Vous préférez vivre nu, ou, parce que vous êtes civilisé, en polo et tee-shirt et pourtant, l'heure va bientôt sonner du retour des pulls et des écharpes. Novembre arrive, malheureusement, nous n'y échapperons pas. Quelque part cependant, dans votre esprit qui refuse le froid, une question peut surgir à tout moment : et quid du gilet ? Cette interrogation n'est pas stupide, loin de là, elle nécessite cependant de ne pas être traitée à la légère. Un gilet ce n'est pas rien. Un gilet, c'est même assez compliqué.

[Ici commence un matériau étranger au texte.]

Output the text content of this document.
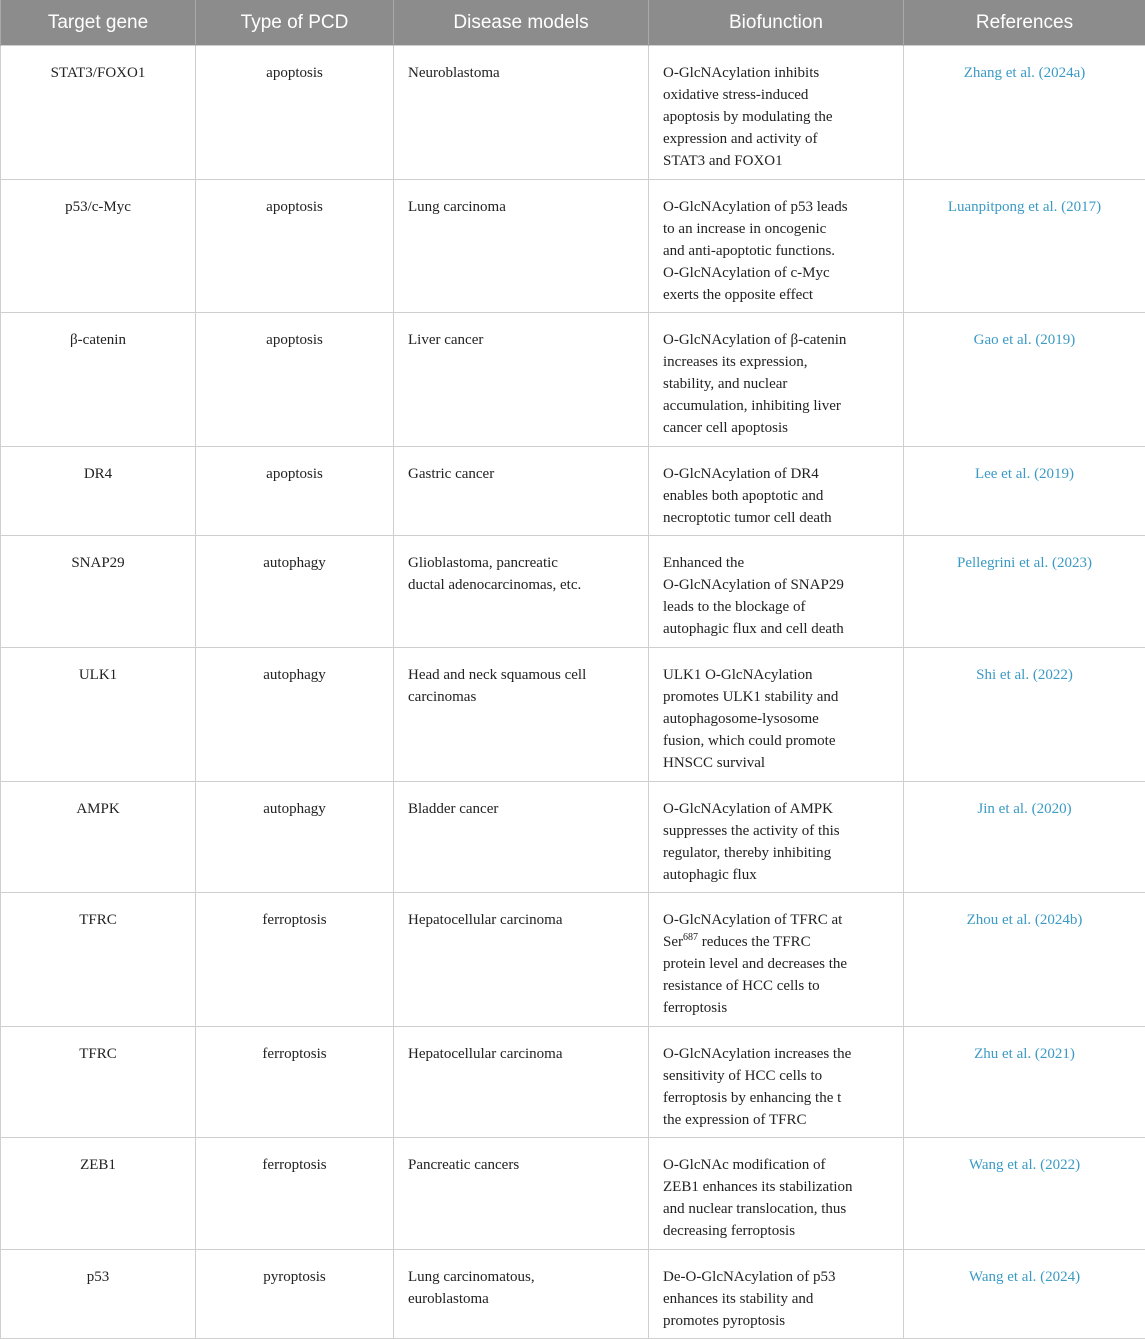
Target gene	Type of PCD	Disease models	Biofunction	References
STAT3/FOXO1	apoptosis	Neuroblastoma	O-GlcNAcylation inhibits
oxidative stress-induced
apoptosis by modulating the
expression and activity of
STAT3 and FOXO1	Zhang et al. (2024a)
p53/c-Myc	apoptosis	Lung carcinoma	O-GlcNAcylation of p53 leads
to an increase in oncogenic
and anti-apoptotic functions.
O-GlcNAcylation of c-Myc
exerts the opposite effect	Luanpitpong et al. (2017)
β-catenin	apoptosis	Liver cancer	O-GlcNAcylation of β-catenin
increases its expression,
stability, and nuclear
accumulation, inhibiting liver
cancer cell apoptosis	Gao et al. (2019)
DR4	apoptosis	Gastric cancer	O-GlcNAcylation of DR4
enables both apoptotic and
necroptotic tumor cell death	Lee et al. (2019)
SNAP29	autophagy	Glioblastoma, pancreatic
ductal adenocarcinomas, etc.	Enhanced the
O-GlcNAcylation of SNAP29
leads to the blockage of
autophagic flux and cell death	Pellegrini et al. (2023)
ULK1	autophagy	Head and neck squamous cell
carcinomas	ULK1 O-GlcNAcylation
promotes ULK1 stability and
autophagosome-lysosome
fusion, which could promote
HNSCC survival	Shi et al. (2022)
AMPK	autophagy	Bladder cancer	O-GlcNAcylation of AMPK
suppresses the activity of this
regulator, thereby inhibiting
autophagic flux	Jin et al. (2020)
TFRC	ferroptosis	Hepatocellular carcinoma	O-GlcNAcylation of TFRC at
Ser$^{687}$ reduces the TFRC
protein level and decreases the
resistance of HCC cells to
ferroptosis	Zhou et al. (2024b)
TFRC	ferroptosis	Hepatocellular carcinoma	O-GlcNAcylation increases the
sensitivity of HCC cells to
ferroptosis by enhancing the t
the expression of TFRC	Zhu et al. (2021)
ZEB1	ferroptosis	Pancreatic cancers	O-GlcNAc modification of
ZEB1 enhances its stabilization
and nuclear translocation, thus
decreasing ferroptosis	Wang et al. (2022)
p53	pyroptosis	Lung carcinomatous,
euroblastoma	De-O-GlcNAcylation of p53
enhances its stability and
promotes pyroptosis	Wang et al. (2024)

Débarrassons-nous rapidement des objections qui pourraient survenir à la lecture de ce post de la part de lectrices attentives à une possible misogynie de Soyons-Suave : le gilet, même s'il en existe une version féminine, est par définition un vêtement d'homme.
D'ailleurs il n'existe pas un mais deux gilets : le premier a été popularisé sous Louis XVI et ne s'aperçoit plus guère que dans les comédie musicale de Kamel Ouali ou comme composant des costumes trois pièces, le second, que nous appelons en fait cardigan, aurait été inventé par James Thomas Brudenell, comte de Cardigan (voilà pourquoi), au XIXe siècle, afin d'être plus à l'aise au combat. Il était hussard.
C'est bien évidemment du second dont nous parlons aujourd'hui, cette étrange pièce de vêtement qui s'apparente à la chemise car elle possède des boutons mais tient également du pull puisqu'elle est en tricot. L'existence même d'une chose, quelle qu'elle soit, (la roue, le livarot, Cécile Dion) prouvant qu'elle correspond à un besoin, même surprenant, il est donc évident qu'on jugea un jour nécessaire de pouvoir ouvrir son pull sans avoir à utiliser un sabre. Le gilet possède donc un avantage : il est pratique, ce qu'on depuis longtemps compris nos amis hydrocéphales.
Pourtant le gilet n'a pas détrôné le pull, ce qui induit que leur différence ne réside pas que dans le fait qu'on enfile le second par la tête et le premier par les bras. Le pull et le gilet n'envoient pas le même message. Illustrations :
Cette joyeuse farandole d'hommes en gilet prouve une chose de façon évidente : ouvert ou fermé, le gilet permet d'être à l'aise. Voilà donc sa différence fondamentale avec le pull ! Parce qu'il s'ouvre et se ferme à volonté, parce qu'il permet ainsi de jouer avec la thermorégulation de son propre corps, le gilet est le vêtement du dimanche à la maison, du weekend entre ami ou à Palm Springs, de la journée d'arrêt de travail pour cause de symptôme grippal, voire même des heures passées à trouver le loi de la relativité.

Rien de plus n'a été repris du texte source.